Follow up Friday

As mentioned in my previous post, Friday was spent dashing from appointment to appointment along North Broadway.

Jackson's echocardiogram finished up around 10:15 (we don't have the results yet), just in time to dart down the street to KKI for his PT appointment. He has a new therapist there, so it was very much like starting over again. I'm usually more prepared for such things, providing his mildly extensive history via thumb drive or spreadsheet. (Seriously) But Friday I didn't have either with me, so I had to go through it all again verbally.

Once finished with PT, we trotted on back up to the main hospital to pick up a copy of Jack's latest MRI. Ronni (Genetic Neurologist) has suggested we request Dr. Bill Dobyns of Chicago to read it as well. Dr. Dobyns has agreed, and had some intersting input on the unofficial report(quite contrary to Ronni's). So I'll be sending the CD-ROM of images to him (along with a "donation" to his lab - as required by the good doctor).
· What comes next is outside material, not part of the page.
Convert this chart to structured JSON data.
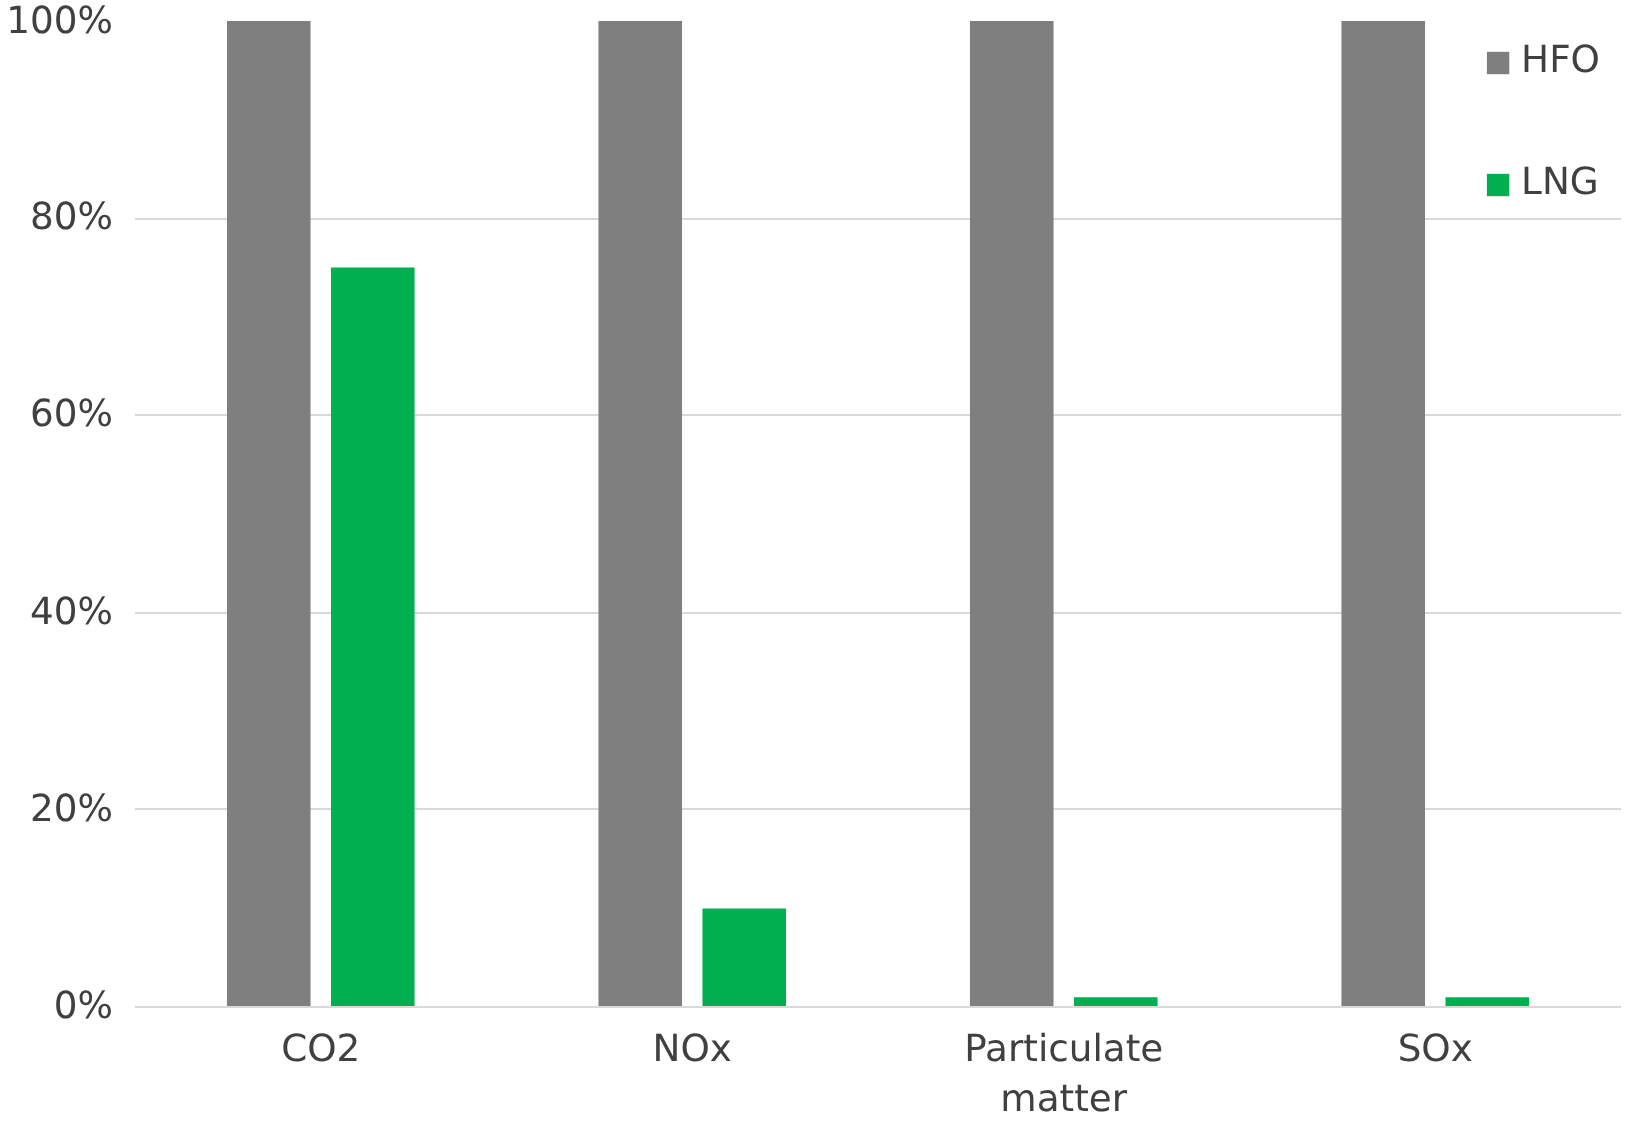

We were attempting to do Jack's blood draw prior to our next appointment at KKI (Fairmount campus) but due to the unusual nature of the testing to be performed it was taking the phlebotomist quite a lot of time to sort out the coding. So we gave up and went to see Dr. Lipkin. He didn't have anything truly profound to say, although he noted that he was very pleased with Jackson's increase in verbalizations. He also said that he had never seen heterotopia or hypoplasia before, something that was quite astounding to me considering he is known as one of "THE" foremost developmental pediatricians in the country.

Once we finished with Dr. Lipkin, or rather he with us, we trudged back down to the main hospital to complete the blood draw. Luckily, the paperwork and coding had been ironed out, and the draw was quick, though not painless.

Four weeks for the results, although once again no seems to think any of the tests will reveal new information.